De perkamenten lichten op het flatscreen helder en duidelijk op.
'De Conservator zal zijn ogen niet geloven. Denk je ... ' ze aarzelt,'... dat ik een printversie kan krijgen?'
Ik klik op printen. Dankbaar drukt ze me tegen haar schouder. De grote laserprinter komt tot leven. Als het document geprint is, zeg ik: 'Eigenlijk heb je nooit antwoord gegeven op mijn vraag.'
'Welke vraag?'
Ik knik naar de gesloten deur. 'O, dat. Kom maar mee.'
Ze trekt me mee naar de deur, waar ze in de irisscanner moet staren tot deze een groen lichtje geeft. Ze tikt een code in. Het deurslot zoemt en Beatriz opent de zware deur.
2
We treden binnen in een sfeer van vervlogen tijden en mysteries. De fresco's op de muur en het plafond beelden hoogtepunten uit van de bijbelse geschiedenis. Als ik niet beter wist, dan zou ik denken dat Michelangelo hier was geweest met zijn palet en penselen. In de koepel hangen drie kroonluchters. Op planken en in nisjes staan iconen en relikwieschrijnen. In mijn verbeelding hoor ik Gregoriaans kerkgezang. Op de korte muur, het verst van me vandaan, hangt een kruis met daaraan een lijdende Christus. Eli, Eli, lema sabaktani? Mijn God, mijn God, waarom hebt U mij verlaten? Ik zie in een glazen kastje op een hoge piëdestal een doornenkroon. Maar dat kan niet dé kroon zijn; ik durf het niet te vragen. Onder het kruis, op een tafel met een wit kleed, branden lange, witte kaarsen in een menora, een zevenarmige kandelaar. Aan de muren, tussen de fresco's, torenen boekenkasten met glazen deuren en lades. De diepe ramen zijn beveiligd met tralies van solide smeedijzer. Aan het plafond hangt een bewakingscamera.
'Welkom in "de heilige bibliotheek", zegt Beatriz. 'Hier worden onze meest waardevolle en zeldzame schatten bewaard.'
We lopen over een loper zacht als mos door de bibliotheekzaal.

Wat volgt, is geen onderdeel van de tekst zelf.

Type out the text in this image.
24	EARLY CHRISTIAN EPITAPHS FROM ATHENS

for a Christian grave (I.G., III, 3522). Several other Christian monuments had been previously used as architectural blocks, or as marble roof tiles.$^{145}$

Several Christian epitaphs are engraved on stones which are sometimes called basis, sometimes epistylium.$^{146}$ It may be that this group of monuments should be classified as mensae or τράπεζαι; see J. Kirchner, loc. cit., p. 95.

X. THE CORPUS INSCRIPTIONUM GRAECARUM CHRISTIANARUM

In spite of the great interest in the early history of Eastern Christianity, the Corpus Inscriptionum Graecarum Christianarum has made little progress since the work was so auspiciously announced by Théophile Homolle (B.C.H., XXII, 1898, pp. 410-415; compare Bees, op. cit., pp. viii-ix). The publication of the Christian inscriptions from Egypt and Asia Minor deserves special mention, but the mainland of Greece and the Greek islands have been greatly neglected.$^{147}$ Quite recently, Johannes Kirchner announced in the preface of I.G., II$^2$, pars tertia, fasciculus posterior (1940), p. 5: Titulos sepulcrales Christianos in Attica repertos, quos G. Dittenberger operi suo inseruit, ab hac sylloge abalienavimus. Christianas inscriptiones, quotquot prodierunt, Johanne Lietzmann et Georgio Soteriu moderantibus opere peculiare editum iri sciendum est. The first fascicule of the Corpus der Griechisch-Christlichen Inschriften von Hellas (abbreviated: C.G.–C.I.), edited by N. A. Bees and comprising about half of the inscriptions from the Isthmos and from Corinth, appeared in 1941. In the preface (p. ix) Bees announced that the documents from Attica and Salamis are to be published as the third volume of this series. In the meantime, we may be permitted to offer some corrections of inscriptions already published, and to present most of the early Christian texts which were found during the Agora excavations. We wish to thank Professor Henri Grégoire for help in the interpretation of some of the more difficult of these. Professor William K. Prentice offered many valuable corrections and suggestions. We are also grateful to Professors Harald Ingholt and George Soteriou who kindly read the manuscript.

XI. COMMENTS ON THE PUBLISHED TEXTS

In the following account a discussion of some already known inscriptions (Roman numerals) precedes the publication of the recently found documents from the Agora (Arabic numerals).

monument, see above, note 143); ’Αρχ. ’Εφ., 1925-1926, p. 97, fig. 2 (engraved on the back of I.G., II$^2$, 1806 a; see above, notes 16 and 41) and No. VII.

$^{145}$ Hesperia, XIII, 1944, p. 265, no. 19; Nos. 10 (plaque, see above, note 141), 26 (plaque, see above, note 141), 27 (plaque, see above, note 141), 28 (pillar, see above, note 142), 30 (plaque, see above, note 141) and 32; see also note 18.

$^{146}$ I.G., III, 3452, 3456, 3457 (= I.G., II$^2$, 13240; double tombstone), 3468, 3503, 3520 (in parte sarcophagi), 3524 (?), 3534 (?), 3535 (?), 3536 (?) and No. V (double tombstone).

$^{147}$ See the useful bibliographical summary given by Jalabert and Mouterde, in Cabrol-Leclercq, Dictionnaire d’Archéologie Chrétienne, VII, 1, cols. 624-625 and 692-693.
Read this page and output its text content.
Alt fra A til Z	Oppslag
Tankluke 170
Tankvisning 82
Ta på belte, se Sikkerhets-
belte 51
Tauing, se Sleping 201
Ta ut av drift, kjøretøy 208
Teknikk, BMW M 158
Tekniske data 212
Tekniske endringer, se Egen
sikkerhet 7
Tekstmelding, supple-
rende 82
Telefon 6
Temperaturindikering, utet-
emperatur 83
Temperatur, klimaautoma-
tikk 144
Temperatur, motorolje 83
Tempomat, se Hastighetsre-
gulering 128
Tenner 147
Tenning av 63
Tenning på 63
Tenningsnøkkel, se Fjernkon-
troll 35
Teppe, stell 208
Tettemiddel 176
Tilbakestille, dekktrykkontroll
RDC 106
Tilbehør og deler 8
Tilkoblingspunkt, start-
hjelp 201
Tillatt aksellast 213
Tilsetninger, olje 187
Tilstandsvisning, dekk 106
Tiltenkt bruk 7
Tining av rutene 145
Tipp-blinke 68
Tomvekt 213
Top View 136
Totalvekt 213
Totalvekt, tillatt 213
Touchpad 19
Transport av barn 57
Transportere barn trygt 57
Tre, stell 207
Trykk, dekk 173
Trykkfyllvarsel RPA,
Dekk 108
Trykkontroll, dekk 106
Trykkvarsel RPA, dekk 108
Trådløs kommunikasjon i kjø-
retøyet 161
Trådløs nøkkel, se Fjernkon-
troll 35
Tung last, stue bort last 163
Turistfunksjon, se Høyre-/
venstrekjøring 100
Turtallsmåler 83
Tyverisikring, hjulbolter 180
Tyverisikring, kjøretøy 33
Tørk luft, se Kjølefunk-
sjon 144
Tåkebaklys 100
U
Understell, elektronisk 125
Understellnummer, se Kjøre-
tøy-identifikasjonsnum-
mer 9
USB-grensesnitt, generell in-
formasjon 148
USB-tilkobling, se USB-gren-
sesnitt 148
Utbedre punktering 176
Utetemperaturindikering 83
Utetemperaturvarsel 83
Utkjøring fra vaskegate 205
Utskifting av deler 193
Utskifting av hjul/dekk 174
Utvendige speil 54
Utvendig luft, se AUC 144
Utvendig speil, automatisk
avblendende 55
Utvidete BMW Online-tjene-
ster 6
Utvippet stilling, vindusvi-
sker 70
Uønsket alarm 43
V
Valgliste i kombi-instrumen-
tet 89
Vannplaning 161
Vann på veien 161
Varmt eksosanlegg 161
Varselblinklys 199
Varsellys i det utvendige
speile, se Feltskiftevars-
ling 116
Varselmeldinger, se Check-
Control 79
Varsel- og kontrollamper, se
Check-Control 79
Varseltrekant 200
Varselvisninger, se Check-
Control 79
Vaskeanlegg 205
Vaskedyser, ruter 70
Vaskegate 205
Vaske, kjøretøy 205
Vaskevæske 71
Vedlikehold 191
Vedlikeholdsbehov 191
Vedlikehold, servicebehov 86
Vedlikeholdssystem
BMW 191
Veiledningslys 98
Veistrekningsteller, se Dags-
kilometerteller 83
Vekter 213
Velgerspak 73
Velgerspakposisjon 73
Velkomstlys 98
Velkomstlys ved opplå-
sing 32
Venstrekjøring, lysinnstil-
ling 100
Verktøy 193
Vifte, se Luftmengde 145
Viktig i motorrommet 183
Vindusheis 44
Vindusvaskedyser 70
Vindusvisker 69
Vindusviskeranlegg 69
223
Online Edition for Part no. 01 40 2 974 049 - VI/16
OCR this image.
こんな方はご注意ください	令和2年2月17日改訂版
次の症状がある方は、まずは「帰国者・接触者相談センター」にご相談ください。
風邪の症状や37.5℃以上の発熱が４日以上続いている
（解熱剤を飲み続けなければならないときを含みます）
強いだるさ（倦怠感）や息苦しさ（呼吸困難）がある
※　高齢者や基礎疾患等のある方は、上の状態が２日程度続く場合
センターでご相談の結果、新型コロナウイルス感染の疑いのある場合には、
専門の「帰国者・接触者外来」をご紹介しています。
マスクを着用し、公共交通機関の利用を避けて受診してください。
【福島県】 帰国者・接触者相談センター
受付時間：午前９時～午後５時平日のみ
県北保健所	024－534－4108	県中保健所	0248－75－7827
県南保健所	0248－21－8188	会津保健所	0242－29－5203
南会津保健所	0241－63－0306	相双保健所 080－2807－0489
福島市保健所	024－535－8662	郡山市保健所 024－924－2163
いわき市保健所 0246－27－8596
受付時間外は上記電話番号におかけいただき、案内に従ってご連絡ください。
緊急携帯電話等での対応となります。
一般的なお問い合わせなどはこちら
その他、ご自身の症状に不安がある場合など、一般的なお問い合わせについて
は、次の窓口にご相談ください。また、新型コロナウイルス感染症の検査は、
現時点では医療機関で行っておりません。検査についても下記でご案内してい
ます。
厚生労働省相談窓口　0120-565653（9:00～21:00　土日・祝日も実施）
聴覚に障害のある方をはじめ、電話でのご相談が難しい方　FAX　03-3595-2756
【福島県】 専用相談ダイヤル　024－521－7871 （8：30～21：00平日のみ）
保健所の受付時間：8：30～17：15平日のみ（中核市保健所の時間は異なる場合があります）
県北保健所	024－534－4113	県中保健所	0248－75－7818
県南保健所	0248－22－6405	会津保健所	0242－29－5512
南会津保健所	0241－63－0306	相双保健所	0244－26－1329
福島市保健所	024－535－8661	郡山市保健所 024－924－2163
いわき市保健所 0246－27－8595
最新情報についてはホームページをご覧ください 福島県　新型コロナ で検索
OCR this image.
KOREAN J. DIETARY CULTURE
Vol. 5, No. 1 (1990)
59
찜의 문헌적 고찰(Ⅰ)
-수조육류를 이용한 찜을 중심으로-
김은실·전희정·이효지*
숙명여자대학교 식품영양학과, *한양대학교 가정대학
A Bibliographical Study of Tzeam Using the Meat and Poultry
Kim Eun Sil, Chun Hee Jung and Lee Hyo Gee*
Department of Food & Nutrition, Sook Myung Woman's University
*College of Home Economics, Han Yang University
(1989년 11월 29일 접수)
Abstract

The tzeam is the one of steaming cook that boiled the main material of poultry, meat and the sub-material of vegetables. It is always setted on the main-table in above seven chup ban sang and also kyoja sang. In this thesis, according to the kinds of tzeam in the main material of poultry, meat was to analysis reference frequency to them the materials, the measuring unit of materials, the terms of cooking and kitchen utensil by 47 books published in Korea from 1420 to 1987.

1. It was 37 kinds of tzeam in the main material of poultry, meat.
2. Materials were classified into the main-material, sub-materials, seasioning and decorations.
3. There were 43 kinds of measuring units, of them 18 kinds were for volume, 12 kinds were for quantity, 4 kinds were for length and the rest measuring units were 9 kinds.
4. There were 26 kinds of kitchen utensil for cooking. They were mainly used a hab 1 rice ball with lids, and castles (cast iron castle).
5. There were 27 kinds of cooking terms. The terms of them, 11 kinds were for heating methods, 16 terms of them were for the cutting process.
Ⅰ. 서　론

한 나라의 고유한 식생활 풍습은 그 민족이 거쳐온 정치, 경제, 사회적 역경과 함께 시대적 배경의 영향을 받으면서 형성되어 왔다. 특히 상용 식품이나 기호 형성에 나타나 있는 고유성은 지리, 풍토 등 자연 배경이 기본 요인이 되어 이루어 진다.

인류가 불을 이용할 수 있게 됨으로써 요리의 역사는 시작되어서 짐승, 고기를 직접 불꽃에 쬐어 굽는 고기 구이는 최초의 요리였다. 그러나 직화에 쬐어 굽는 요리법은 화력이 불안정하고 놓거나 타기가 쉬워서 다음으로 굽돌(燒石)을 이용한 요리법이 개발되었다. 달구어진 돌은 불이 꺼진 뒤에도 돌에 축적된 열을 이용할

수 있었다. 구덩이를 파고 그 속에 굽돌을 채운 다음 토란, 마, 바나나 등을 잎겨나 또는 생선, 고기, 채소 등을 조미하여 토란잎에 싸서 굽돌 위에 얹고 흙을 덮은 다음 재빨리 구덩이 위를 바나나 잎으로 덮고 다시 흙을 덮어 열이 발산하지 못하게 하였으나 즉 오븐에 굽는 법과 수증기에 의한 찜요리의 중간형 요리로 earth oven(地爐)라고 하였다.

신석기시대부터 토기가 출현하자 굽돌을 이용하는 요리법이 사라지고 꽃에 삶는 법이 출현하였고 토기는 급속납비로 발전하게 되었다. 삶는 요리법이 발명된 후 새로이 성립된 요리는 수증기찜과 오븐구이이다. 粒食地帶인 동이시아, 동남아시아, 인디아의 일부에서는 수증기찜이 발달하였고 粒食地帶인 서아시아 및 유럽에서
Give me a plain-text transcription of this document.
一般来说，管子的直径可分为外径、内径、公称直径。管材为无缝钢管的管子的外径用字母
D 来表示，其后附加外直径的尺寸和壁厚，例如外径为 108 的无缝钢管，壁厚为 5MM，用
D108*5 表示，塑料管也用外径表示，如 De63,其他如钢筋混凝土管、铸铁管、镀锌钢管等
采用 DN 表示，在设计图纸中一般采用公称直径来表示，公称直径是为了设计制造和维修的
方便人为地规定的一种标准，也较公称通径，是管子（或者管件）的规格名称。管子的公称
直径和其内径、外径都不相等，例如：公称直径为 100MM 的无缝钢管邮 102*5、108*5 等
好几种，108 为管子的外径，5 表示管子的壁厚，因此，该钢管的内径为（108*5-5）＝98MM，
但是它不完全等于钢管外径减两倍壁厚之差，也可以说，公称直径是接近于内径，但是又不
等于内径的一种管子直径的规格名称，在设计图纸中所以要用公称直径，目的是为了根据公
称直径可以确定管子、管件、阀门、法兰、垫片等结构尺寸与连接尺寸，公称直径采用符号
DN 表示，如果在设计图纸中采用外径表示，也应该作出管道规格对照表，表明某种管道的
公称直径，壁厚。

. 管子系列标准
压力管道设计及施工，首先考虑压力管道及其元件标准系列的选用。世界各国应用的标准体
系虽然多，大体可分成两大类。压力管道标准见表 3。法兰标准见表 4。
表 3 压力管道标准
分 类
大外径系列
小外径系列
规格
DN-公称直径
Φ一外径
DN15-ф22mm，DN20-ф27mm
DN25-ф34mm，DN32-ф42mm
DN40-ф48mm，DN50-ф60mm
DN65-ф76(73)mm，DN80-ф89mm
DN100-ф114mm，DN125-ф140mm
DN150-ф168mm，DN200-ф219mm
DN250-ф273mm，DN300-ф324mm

Beatriz blijft bij een van de glazen deuren staan. Ze pakt er een codex uit met een houten kaft. Ik sta vlak achter haar en kijk over haar schouder mee. Ze slaat hem heel voorzichtig open.
'Dit is de originele tekst van De Transitu Virginis, over de hemelvaart van de maagd Maria, die rond het jaar 169 is geschreven door Sint-Melito van Sardis. Aangezien Maria de moeder was van Gods zoon, kon ze natuurlijk geen aardse dood sterven. Ze werd, met lichaam en ziel, in de hemel opgenomen toen haar dagen op aarde voorbij waren.'
Aandachtig kijk ik naar de letters, die elk met liefde en geloof zijn geschreven.